As a new season for gymnastics begins Friday, and as COVID-19 still dominates the headlines, uncertainty persists.  Athletes across the country are wondering whether the season will unfold in its entirety. The Pioneers are not taking their current opportunity to compete for granted.

“Our student-athletes have been working really hard to get to this point, and it hasn’t been easy,” says head coach Melissa Kutcher-Rinehart. “This has been a life lesson in how to be adaptable, how to be flexible, how to be able to adjust, because there are things you cannot control. But when you are in the gym and you are training, make the most out of it.”

Freshmen-Gymnasts
First-year Gymnasts (Courtesy: Lynnzee Brown)

 

Kutcher-Rinehart believes she has the type of team that will continue to embrace the challenges of the season — and that will once again be a serious contender for a national championship. The squad lost only two seniors from last year. Although one of them was Maddie Karr, one of the most decorated gymnasts in DU history, the team welcomes five first-year student-athletes likely to make an immediate impact.

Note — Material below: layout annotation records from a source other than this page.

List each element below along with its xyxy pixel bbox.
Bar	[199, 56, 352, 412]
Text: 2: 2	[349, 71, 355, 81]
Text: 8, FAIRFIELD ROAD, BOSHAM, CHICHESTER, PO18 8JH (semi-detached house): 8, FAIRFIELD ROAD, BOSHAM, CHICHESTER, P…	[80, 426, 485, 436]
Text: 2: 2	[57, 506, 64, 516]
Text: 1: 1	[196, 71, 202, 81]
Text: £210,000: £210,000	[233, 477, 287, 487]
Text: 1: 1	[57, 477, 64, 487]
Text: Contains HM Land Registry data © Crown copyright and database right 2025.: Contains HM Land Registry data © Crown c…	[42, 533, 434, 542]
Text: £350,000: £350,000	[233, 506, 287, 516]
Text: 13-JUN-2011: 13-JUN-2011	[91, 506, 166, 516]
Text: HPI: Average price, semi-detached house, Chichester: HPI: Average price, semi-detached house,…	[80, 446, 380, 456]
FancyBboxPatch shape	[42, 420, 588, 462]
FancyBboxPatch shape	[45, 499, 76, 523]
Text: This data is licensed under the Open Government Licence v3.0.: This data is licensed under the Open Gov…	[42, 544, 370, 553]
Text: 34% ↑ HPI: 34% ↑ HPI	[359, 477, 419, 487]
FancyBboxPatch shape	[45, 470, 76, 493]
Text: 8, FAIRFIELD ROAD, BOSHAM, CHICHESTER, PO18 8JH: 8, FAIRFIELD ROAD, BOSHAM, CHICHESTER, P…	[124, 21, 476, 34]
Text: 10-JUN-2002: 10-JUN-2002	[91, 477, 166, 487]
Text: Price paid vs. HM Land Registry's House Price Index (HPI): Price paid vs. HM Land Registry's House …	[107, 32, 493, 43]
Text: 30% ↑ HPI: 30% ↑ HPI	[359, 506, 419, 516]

“It’s going to be really fun to watch them because the entire freshman class is fantastic,” Kutcher-Rinehart says. “They are all so academically and athletically talented. They have different strengths and different abilities on different events. They all have the ability to shine in their own ways.”

And the returning gymnasts are sure to inspire excellence. Among them is 2019 NCAA national floor co-champion, senior Lynnzee Brown, and 2020 regular-season All-American, junior Alexis Vasquez. With these reliable performers on the team, it’s easy to understand Kutcher-Rinehart’s optimism for the upcoming season.

Her outlook is stoked by some skeptics from outside the Pioneer community: The preseason coaches’ poll has DU ranked No. 8.

That doesn’t faze Kutcher-Rinehart or the team. “Seeing the polls provides a little fuel for our fire,” Glynn says. “Our team goal is to make the top 4 at nationals and then win a national championship, so seeing the No. 8 ranking was not what we were hoping for, but it’s something to motivate us to get to where we want to be.”

Senior-Gymnasts
Senior Gymnasts (Courtesy: Lynnzee Brown)

Achieving that goal in the midst of a global pandemic will require strong leadership by Glynn and her fellow senior captains, Brown and Mia Sundstrom. Kutcher-Rinehart believes they are the perfect group for such a challenge.

“They have that ability to lead, inspire and motivate in uncertain times. The ability to keep a group focused on a common goal through the chaos, through COVID,” she says. “To keep those goals in mind, to push the team to be accountable to themselves and each other. They have done a remarkable job because this has not been easy.”